Philip saw the poor distraught sleeper crouching on a stone bench in the sun. Her thick hair, straggling over her face, screened it from the glare and heat; her arms dropped languidly to the earth; she lay at ease as gracefully as a fawn, her feet tucked up beneath her; her bosom rose and fell with her even breathing; there was the same transparent whiteness as of porcelain in her skin and complexion that we so often admire in children’s faces. Genevieve sat there motionless, holding a spray that Stephanie doubtless had brought down from the top of one of the tallest poplars; the idiot girl was waving the green branch above her, driving away the flies from her sleeping companion, and gently fanning her.

She stared at M. Fanjat and the colonel as they came up; then, like a dumb animal that recognizes its master, she slowly turned her face towards the countess, and watched over her as before, showing not the slightest sign of intelligence or of astonishment. The air was scorching. The glittering particles of the stone bench shone like sparks of fire; the meadow sent up the quivering vapors that hover above the grass and gleam like golden dust when they catch the light, but Genevieve did not seem to feel the raging heat.
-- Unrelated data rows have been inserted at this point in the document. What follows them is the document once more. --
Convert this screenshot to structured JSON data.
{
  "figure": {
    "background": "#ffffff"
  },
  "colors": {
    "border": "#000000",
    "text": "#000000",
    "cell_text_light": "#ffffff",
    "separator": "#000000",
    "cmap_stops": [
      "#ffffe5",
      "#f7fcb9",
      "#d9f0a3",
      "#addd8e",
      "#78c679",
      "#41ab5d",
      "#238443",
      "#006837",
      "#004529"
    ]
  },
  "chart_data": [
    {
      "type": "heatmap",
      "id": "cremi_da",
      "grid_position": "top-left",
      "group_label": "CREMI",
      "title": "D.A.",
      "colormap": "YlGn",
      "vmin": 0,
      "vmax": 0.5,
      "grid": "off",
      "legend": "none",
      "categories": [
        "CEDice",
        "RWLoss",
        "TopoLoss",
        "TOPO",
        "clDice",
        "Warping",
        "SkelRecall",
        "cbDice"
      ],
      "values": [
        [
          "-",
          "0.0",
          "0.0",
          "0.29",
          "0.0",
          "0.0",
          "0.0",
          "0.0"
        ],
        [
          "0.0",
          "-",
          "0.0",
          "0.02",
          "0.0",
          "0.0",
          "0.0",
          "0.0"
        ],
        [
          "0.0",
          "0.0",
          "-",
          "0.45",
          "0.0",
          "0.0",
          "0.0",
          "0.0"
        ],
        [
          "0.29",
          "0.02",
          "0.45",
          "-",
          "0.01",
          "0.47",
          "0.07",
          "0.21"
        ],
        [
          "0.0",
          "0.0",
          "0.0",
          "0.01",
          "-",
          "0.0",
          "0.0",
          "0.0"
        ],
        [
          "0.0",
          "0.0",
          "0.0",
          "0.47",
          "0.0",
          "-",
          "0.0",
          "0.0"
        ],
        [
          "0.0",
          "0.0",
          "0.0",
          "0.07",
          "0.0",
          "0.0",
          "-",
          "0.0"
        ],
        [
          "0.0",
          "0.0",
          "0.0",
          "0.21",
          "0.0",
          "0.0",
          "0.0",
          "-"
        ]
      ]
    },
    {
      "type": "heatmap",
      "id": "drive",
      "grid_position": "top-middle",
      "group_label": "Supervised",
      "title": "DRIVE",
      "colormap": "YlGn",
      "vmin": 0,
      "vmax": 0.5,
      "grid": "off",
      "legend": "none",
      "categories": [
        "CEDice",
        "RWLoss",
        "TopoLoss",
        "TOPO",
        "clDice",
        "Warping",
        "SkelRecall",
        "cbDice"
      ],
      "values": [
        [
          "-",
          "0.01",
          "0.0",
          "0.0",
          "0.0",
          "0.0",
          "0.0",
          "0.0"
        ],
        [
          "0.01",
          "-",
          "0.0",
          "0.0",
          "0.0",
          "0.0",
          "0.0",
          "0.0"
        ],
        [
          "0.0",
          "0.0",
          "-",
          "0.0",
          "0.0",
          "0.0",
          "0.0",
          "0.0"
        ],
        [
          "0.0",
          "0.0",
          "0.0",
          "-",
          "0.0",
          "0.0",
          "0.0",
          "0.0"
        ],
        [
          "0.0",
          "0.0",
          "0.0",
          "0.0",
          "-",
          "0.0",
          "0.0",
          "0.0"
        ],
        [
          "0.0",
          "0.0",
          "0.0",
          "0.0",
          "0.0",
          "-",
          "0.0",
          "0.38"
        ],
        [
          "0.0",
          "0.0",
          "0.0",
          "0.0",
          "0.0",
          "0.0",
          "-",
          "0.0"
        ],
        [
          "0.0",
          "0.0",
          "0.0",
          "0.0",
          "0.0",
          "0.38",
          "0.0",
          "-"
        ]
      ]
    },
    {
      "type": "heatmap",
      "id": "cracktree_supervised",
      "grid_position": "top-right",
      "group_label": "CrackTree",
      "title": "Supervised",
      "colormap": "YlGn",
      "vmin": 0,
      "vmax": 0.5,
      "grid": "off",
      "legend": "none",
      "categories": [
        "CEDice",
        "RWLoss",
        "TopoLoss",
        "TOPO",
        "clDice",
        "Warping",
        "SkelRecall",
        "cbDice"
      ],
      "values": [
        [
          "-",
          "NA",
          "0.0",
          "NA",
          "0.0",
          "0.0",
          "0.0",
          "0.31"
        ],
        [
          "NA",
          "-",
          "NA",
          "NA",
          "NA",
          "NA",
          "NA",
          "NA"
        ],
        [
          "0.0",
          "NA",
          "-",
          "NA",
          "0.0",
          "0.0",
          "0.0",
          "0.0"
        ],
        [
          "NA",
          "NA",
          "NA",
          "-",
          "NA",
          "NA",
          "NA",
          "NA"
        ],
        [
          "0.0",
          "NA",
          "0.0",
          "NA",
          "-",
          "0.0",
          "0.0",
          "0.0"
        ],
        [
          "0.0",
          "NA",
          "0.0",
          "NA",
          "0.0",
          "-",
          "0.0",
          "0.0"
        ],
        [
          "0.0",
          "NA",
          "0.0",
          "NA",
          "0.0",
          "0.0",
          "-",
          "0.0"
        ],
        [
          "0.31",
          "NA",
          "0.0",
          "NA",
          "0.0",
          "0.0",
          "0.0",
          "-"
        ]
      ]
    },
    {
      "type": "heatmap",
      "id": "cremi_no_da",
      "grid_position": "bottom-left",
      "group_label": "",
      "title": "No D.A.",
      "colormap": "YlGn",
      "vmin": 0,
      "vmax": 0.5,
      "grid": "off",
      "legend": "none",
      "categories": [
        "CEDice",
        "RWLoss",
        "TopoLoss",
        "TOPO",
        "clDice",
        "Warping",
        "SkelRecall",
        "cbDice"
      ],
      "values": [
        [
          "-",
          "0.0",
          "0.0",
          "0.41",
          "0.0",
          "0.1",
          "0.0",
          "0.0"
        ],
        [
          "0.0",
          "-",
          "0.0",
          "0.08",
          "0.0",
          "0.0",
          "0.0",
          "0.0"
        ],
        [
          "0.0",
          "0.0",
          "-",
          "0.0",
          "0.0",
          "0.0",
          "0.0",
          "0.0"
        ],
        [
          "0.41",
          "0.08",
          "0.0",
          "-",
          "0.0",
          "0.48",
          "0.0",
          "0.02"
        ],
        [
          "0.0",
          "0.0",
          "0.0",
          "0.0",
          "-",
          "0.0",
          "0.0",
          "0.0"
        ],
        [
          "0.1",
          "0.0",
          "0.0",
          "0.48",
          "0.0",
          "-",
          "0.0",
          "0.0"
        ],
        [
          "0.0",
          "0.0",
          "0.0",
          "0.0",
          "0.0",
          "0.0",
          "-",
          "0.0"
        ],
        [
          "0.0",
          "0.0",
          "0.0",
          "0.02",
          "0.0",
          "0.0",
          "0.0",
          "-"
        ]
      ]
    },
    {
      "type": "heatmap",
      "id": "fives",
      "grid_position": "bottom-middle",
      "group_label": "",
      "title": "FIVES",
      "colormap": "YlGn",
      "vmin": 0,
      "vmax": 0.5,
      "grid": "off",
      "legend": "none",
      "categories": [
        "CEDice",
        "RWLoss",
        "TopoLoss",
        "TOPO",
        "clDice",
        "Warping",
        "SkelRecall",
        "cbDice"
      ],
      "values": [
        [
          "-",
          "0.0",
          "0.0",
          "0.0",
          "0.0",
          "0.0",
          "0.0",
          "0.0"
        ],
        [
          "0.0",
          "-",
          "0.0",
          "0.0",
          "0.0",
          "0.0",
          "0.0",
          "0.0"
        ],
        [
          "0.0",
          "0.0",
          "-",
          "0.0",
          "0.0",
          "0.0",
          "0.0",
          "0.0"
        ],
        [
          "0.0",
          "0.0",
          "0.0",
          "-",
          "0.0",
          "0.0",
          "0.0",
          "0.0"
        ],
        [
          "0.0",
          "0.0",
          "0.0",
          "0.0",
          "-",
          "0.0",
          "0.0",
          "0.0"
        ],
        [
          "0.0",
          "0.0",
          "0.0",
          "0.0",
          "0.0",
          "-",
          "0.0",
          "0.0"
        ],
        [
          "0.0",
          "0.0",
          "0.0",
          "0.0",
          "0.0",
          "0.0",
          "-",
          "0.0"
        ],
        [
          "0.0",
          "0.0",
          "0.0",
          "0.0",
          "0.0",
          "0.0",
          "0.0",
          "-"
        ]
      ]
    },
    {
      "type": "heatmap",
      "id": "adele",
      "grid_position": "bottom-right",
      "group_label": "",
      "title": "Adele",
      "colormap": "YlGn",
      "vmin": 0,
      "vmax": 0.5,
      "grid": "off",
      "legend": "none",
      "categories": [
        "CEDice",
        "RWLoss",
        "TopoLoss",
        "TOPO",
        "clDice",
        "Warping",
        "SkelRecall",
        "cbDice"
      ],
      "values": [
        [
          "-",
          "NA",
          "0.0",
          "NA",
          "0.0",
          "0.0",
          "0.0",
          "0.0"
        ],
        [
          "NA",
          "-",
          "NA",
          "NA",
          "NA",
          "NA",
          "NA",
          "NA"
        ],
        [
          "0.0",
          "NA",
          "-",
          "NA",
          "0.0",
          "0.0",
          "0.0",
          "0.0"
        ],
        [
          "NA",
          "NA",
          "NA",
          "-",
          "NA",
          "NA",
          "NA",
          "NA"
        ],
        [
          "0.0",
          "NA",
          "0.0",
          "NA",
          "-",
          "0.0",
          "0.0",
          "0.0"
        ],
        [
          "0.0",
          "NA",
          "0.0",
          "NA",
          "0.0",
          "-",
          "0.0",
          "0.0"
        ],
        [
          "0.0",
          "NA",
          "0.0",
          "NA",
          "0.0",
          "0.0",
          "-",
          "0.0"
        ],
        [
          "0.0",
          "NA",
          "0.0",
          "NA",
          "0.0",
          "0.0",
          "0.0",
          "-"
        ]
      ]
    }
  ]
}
The colonel wrung M. Fanjat’s hands; the tears that gathered in the soldier’s eyes stole down his cheeks, and fell on the grass at Stephanie’s feet.

“Sir,” said her uncle, “for these two years my heart has been broken daily. Before very long you will be as I am; if you do not weep, you will not feel your anguish the less.”

“You have taken care of her!” said the colonel, and jealousy no less than gratitude could be read in his eyes.

The two men understood one another. They grasped each other by the hand again, and stood motionless, gazing in admiration at the serenity that slumber had brought into the lovely face before them. Stephanie heaved a sigh from time to time, and this sigh, that had all the appearance of sensibility, made the unhappy colonel tremble with gladness.

“Alas!” M. Fanjat said gently, “do not deceive yourself, monsieur; as you see her now, she is in full possession of such reason as she has.”

Those who have sat for whole hours absorbed in the delight of watching over the slumber of some tenderly-beloved one, whose waking eyes will smile for them, will doubtless understand the bliss and anguish that shook the colonel. For him this slumber was an illusion, the waking must be a kind of death, the most dreadful of all deaths.

Suddenly a kid frisked in two or three bounds towards the bench and snuffed at Stephanie. The sound awakened her; she sprang lightly to her feet without scaring away the capricious creature; but as soon as she saw Philip she fled, followed by her four-footed playmate, to a thicket of elder-trees; then she uttered a little cry like the note of a startled wild bird, the same sound that the colonel had heard once before near the grating, when the Countess appeared to M. d’Albon for the first time. At length she climbed into a laburnum-tree, ensconced herself in the feathery greenery, and peered out at the strange man with as much interest as the most inquisitive nightingale in the forest.

“Farewell, farewell, farewell,” she said, but the soul sent no trace of expression of feeling through the words, spoken with the careless intonation of a bird’s notes.